THE PROWLER (aka Rosemary’s Killer) (1981)
Director: Joseph Zito
Starring: Vicki Dawson, Christopher Goutman, Farley Granger, Cindy Weintraub, Lisa Dunsheath, David Sederholm, Lawrence Tierney
Blue Underground Blu-Ray
The Prowler does not get as much love as it should. Which is a shame because it’s one of the better entries in the golden era of the slasher movie.
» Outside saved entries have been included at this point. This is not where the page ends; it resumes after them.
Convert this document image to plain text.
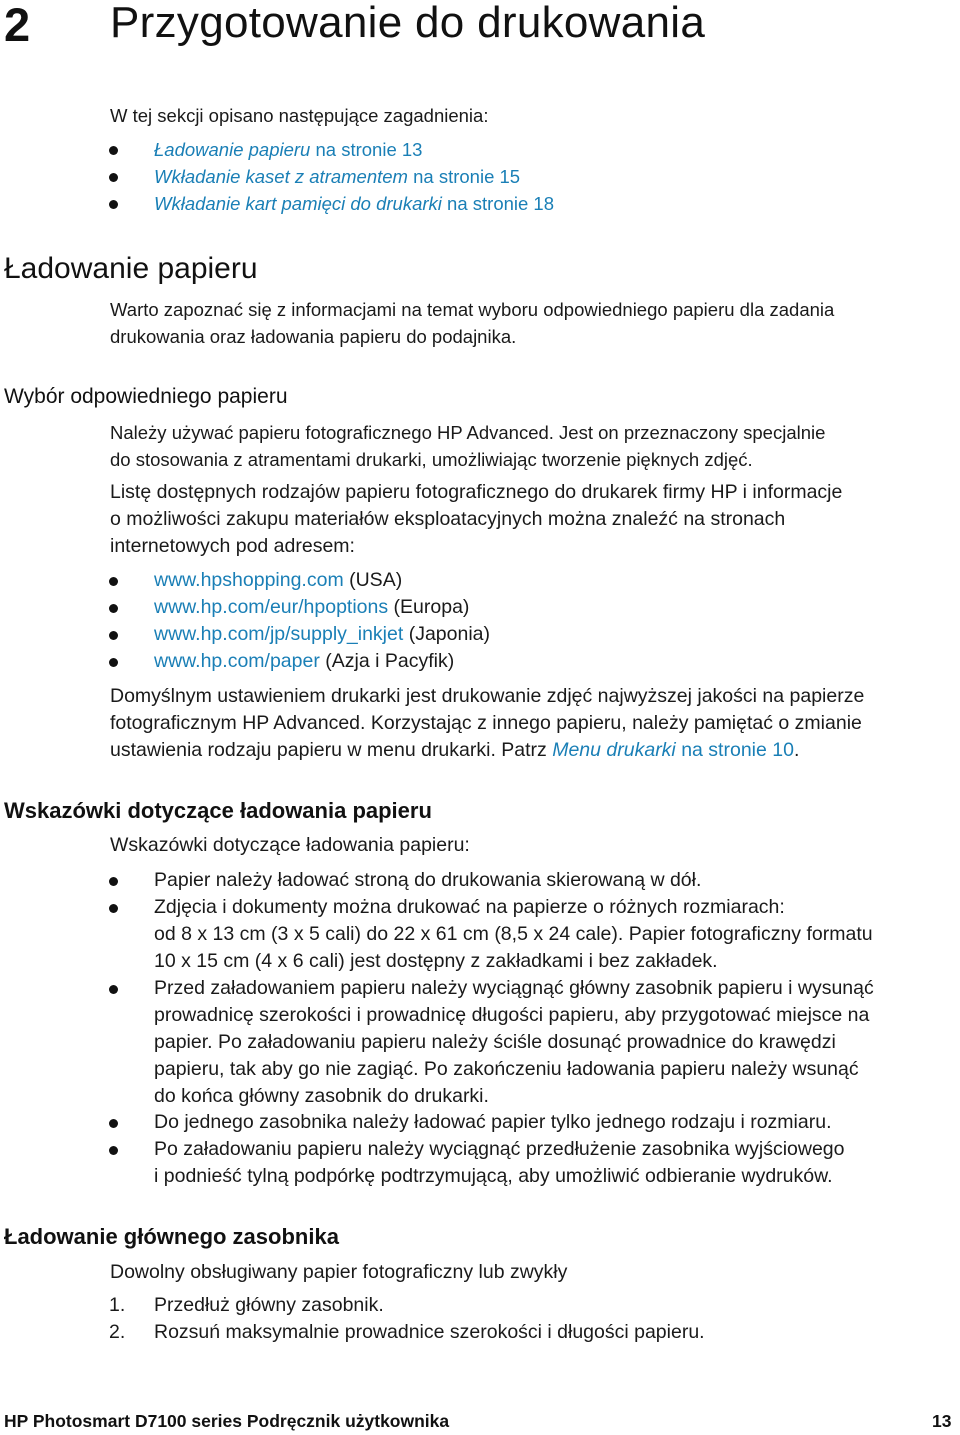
2 Przygotowanie do drukowania
W tej sekcji opisano następujące zagadnienia:
Ładowanie papieru na stronie 13
Wkładanie kaset z atramentem na stronie 15
Wkładanie kart pamięci do drukarki na stronie 18
Ładowanie papieru
Warto zapoznać się z informacjami na temat wyboru odpowiedniego papieru dla zadania
drukowania oraz ładowania papieru do podajnika.
Wybór odpowiedniego papieru
Należy używać papieru fotograficznego HP Advanced. Jest on przeznaczony specjalnie
do stosowania z atramentami drukarki, umożliwiając tworzenie pięknych zdjęć.
Listę dostępnych rodzajów papieru fotograficznego do drukarek firmy HP i informacje
o możliwości zakupu materiałów eksploatacyjnych można znaleźć na stronach
internetowych pod adresem:
www.hpshopping.com (USA)
www.hp.com/eur/hpoptions (Europa)
www.hp.com/jp/supply_inkjet (Japonia)
www.hp.com/paper (Azja i Pacyfik)
Domyślnym ustawieniem drukarki jest drukowanie zdjęć najwyższej jakości na papierze
fotograficznym HP Advanced. Korzystając z innego papieru, należy pamiętać o zmianie
ustawienia rodzaju papieru w menu drukarki. Patrz Menu drukarki na stronie 10.
Wskazówki dotyczące ładowania papieru
Wskazówki dotyczące ładowania papieru:
Papier należy ładować stroną do drukowania skierowaną w dół.
Zdjęcia i dokumenty można drukować na papierze o różnych rozmiarach:
od 8 x 13 cm (3 x 5 cali) do 22 x 61 cm (8,5 x 24 cale). Papier fotograficzny formatu
10 x 15 cm (4 x 6 cali) jest dostępny z zakładkami i bez zakładek.
Przed załadowaniem papieru należy wyciągnąć główny zasobnik papieru i wysunąć
prowadnicę szerokości i prowadnicę długości papieru, aby przygotować miejsce na
papier. Po załadowaniu papieru należy ściśle dosunąć prowadnice do krawędzi
papieru, tak aby go nie zagiąć. Po zakończeniu ładowania papieru należy wsunąć
do końca główny zasobnik do drukarki.
Do jednego zasobnika należy ładować papier tylko jednego rodzaju i rozmiaru.
Po załadowaniu papieru należy wyciągnąć przedłużenie zasobnika wyjściowego
i podnieść tylną podpórkę podtrzymującą, aby umożliwić odbieranie wydruków.
Ładowanie głównego zasobnika
Dowolny obsługiwany papier fotograficzny lub zwykły
1. Przedłuż główny zasobnik.
2. Rozsuń maksymalnie prowadnice szerokości i długości papieru.
HP Photosmart D7100 series Podręcznik użytkownika	13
It all starts with a Dear John letter sent during World War II. The recipient comes back a year later dressed head to toe in military gear, face covered, and armed with a pitchfork meting out revenge on young couple who chose to sneak off to make out during a graduation night dance in Avalon Bay (filmed in Cape May, NJ) on June 28, 1945. After the brutal murder the town leaders decide there will be no more graduation dances, but that all changes thirty five years later, bringing us to 1980. Of course the killer, who evaded capture all these years, has returned as well, which puts him in his late 40s, early 50s.
We are introduced to a young deputy sheriff, Mark London (Christopher Goutman), and Pam MacDonald (Vicky Dawson), who are the central protagonists and young lovers, and their circle of friends; Lisa (Cindy Weintraub from Humanoids from the Deep), Sherry (Lisa Dunsheath), Carl (David Sederholm), and Sheriff George Fraser (Farley Granger from Amuck, They Call Me Trinity, Strangers on a Train, They Live By Night). Also, see if you can spot Lawrence Tierney (Reservoir Dogs).
Mark and Pam are so pure and wholesome that they are dull, and I found myself wanting them to be on the wrong end of the bayonet like the others. But this is a slasher and it’s more about the kills and the special effects than it is deep character development, and what these kills lack in creativity they make up for with brutality. The camera lingers on the kill scenes, almost basking in the moment. A bayonet slices into a throat, is worked back and forth to widen the cut and go deeper; a pitchfork in the back is aided by a boot stomping on it to drive the tines deeper into the victim. The body of a murdered swimmer twitches in underwater silence one more time before dying.
These are not like Friday the 13th kills (director Joseph Zito also directed Friday the 13th: The Final Chapter) where the creative kill lightens the mood. These murders are carried out very straight forward. Here it’s just stab, hack and rend. There’s a rage and a point to be made in these murders. The special effects by Tom Savini are excellent. There’s one scene, which I won’t give away, that stands out, and it comes early on. You will know it when you see it, and it’s particularly gruesome.
Although The Prowler is not grim and heavy like Maniac, and Don’t Go in the House (two masterpieces!), it does deliver on the brutality and blood promised. (MA)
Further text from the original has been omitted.